Anascape doesn't even have a website and don't appear to make any money from their patents. It doesn't appear at this time that their technologies have been deployed by themselves or licensed by others into any products. We don't even know at this point if these technologies were developed by Anascape or whether it is a law firm in Texas who aquired the patents (see: Texas lawyers who aquired the "3D on a TV" patents 2 years back who is sueing the gaming industry).
Regardless of of our individual personal opinions about how broke patent law is (I tend to think it is quite broken... and that large companies are some of the worse abusers) it is important to keep in view the companies involved, the patents in view, and their position in the industry.

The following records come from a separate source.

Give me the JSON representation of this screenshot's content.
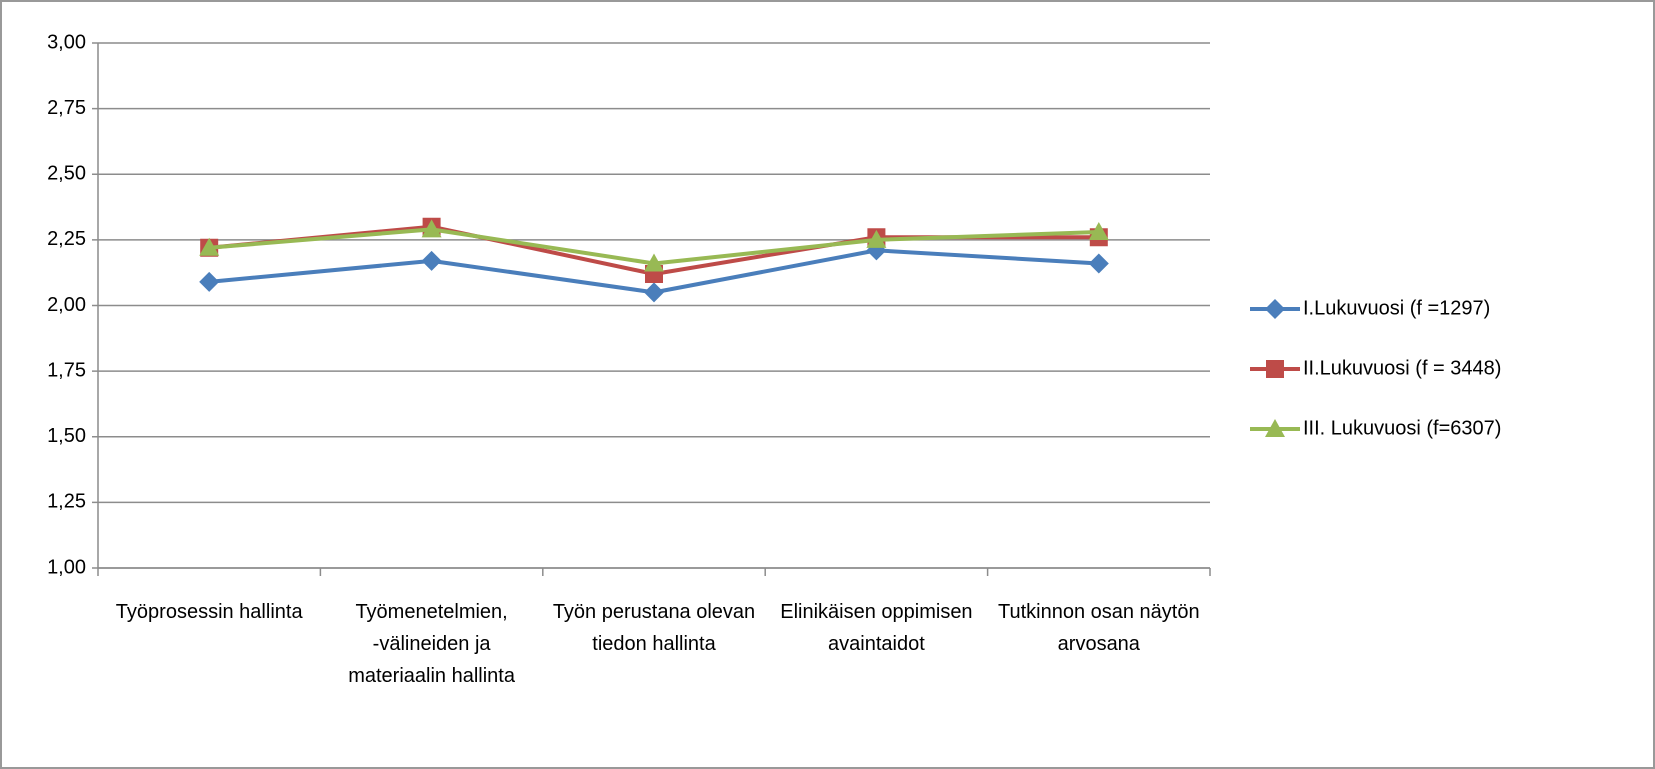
{
  "chart_data": {
    "type": "line",
    "categories": [
      "Työprosessin hallinta",
      "Työmenetelmien, -välineiden ja materiaalin hallinta",
      "Työn perustana olevan tiedon hallinta",
      "Elinikäisen oppimisen avaintaidot",
      "Tutkinnon osan näytön arvosana"
    ],
    "series": [
      {
        "name": "I.Lukuvuosi (f =1297)",
        "color": "#4a7ebb",
        "marker": "diamond",
        "values": [
          2.09,
          2.17,
          2.05,
          2.21,
          2.16
        ]
      },
      {
        "name": "II.Lukuvuosi (f = 3448)",
        "color": "#be4b48",
        "marker": "square",
        "values": [
          2.22,
          2.3,
          2.12,
          2.26,
          2.26
        ]
      },
      {
        "name": "III. Lukuvuosi (f=6307)",
        "color": "#98b954",
        "marker": "triangle",
        "values": [
          2.22,
          2.29,
          2.16,
          2.25,
          2.28
        ]
      }
    ],
    "ylim": [
      1,
      3
    ],
    "yticks": [
      {
        "value": 1,
        "label": "1,00"
      },
      {
        "value": 1.25,
        "label": "1,25"
      },
      {
        "value": 1.5,
        "label": "1,50"
      },
      {
        "value": 1.75,
        "label": "1,75"
      },
      {
        "value": 2,
        "label": "2,00"
      },
      {
        "value": 2.25,
        "label": "2,25"
      },
      {
        "value": 2.5,
        "label": "2,50"
      },
      {
        "value": 2.75,
        "label": "2,75"
      },
      {
        "value": 3,
        "label": "3,00"
      }
    ],
    "grid": true,
    "legend": "right"
  }
}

There is a pretty wide gulf between Immersion, an active developer and licenser of control/input technologies, who actively licensed the patents 'violated' and made money from them versus Anascape who is an unknown who does not appear to actively participate in the industry in any form.

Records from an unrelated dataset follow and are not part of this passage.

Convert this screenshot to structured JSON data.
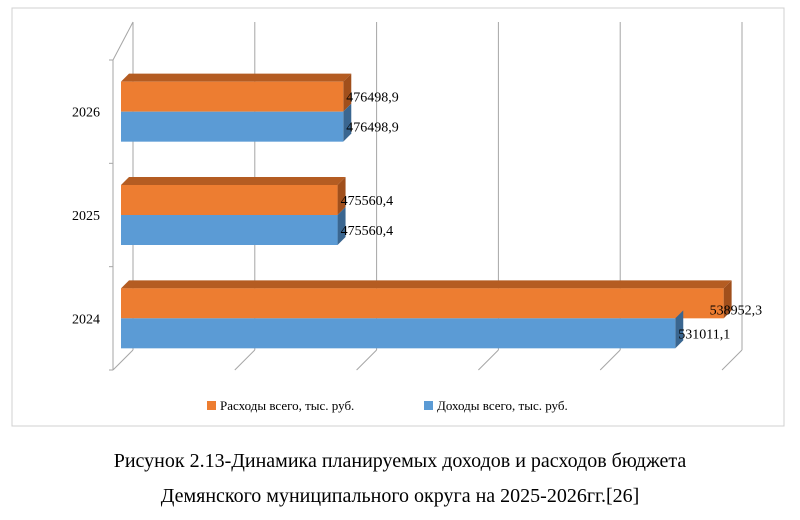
{
  "chart_data": {
    "type": "bar",
    "orientation": "horizontal",
    "style": "3d-clustered",
    "categories": [
      "2024",
      "2025",
      "2026"
    ],
    "series": [
      {
        "name": "Доходы всего, тыс. руб.",
        "color": "#5B9BD5",
        "values": [
          531011.1,
          475560.4,
          476498.9
        ],
        "labels": [
          "531011,1",
          "475560,4",
          "476498,9"
        ]
      },
      {
        "name": "Расходы всего, тыс. руб.",
        "color": "#ED7D31",
        "values": [
          538952.3,
          475560.4,
          476498.9
        ],
        "labels": [
          "538952,3",
          "475560,4",
          "476498,9"
        ]
      }
    ],
    "xlim": [
      440000,
      540000
    ],
    "xtick_step": 20000,
    "grid": true,
    "legend": "bottom",
    "title": "",
    "xlabel": "",
    "ylabel": ""
  },
  "caption": {
    "line1": "Рисунок 2.13-Динамика планируемых доходов и расходов бюджета",
    "line2": "Демянского муниципального округа на 2025-2026гг.[26]"
  }
}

Second is that the patents not only are broad but appear to be late (some after the products were already on the market it seems?) and even mention the competition's related patents. That is gonna be a pretty big problem. To contrast with the Immersion lawsuit, the issue was that Immersion patented (among other things) a specific way to use unequally massed weights to produce a specific "rumble" techniques through software. To contrast with Anascape, they are claiming "Remote controller with analog buttons". It is pretty infinately broad (doesn't mention games at all) and has the basic premise of: A remote with analog buttons. They are less claiming the specific implimentation of how to make analog buttons work with a wireless device but the concept, which is pretty vague considering the idea of remotes with buttons and analog buttons are pretty well established technologies. This patent was not even filed unit late 1998 (approved in Spring of 2001) so I am not even sure they had the idea first. Not all of the patents to appear quite this broad, but I would expect many of these to be thrown out immediately due to their broad nature and impossibility of proving Nintendo and Microsoft actually stole their idea.
Third, I wonder if Sony, Logitech, Madcatz, Pelican, etc settled out of court? It appears they a number of those claimed patent infringements would extend beyond MS and Nintendo to quite a few other controller designs.

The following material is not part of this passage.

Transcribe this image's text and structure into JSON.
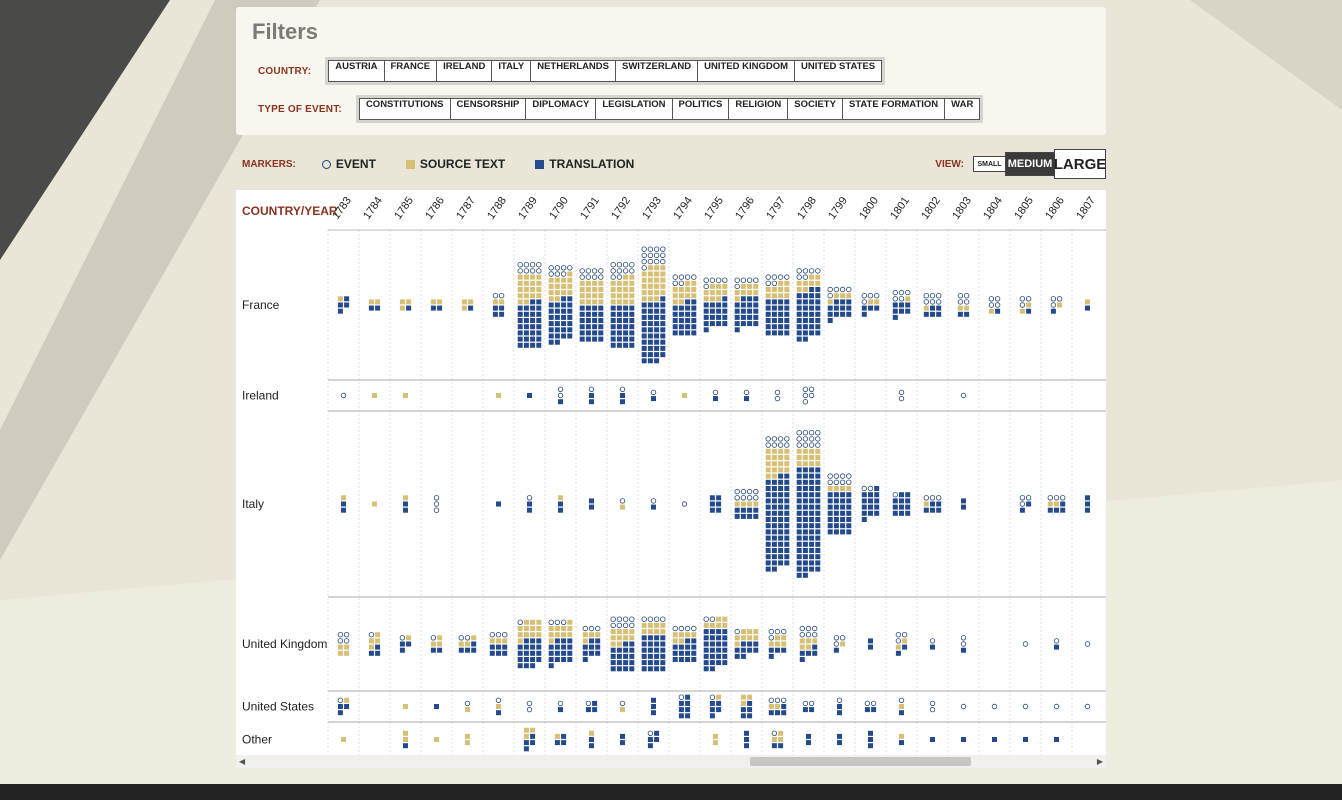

Overall I am not seeing a lot of similarities in the Immersion and Anascape lawsuits outside "They are about controllers". That does not make the Anascape patents or suit illegitimate in regards to how the system currently works, but the knee jerk reaction and giddy joy a I have seen from Sony posters is the same sort of crap we saw last Summer after E3 and the desire to vindicate their platform(s) of choice instead of really discussing the merits of the news and information.
rabidrabbit said:
I must say it's nice to see MS and Nintendo to be filed for a change
rabidrabbit said:
Well, the "nice to see" comment was with a
But it
would be nice to see other companies getting bad press for a change, than just Sony
Winks don't disolve trollish comments, especially when they are inaccurate in regards to the situation.
MS and Nintendo have been sued and get bad press. On this specific issue MS
was sued by Immersion and settled out of court for about $25M. MS paid MORE per controller than Sony lost in the lawsuit.
The only thing "nice" about this is that it gives you and others some sort of platform justification.
Ironic how reading your comments on the Immersion suit it is "bad" when Sony gets sued but "nice" when MS and Nintendo do? I don't think it is nice when people steal other companies ideas, I don't think it is nice when people are frivilously sued, and I don't think it is nice when a technology forum is constantly littered with worthless platform-love fanism that detracts from relevant discussion of the actual topic.
As far as I can see it will be nice for Anascape when all the companies who violated their valid patents pay them fair value for their use and violation; and it will be nice for MS and Nintendo (and other future claimed companies) when any frivilous suits are dropped. And it will be especially nice when posters stop making comments that only serve to stroke their own egos and preferences in regards to product affinity.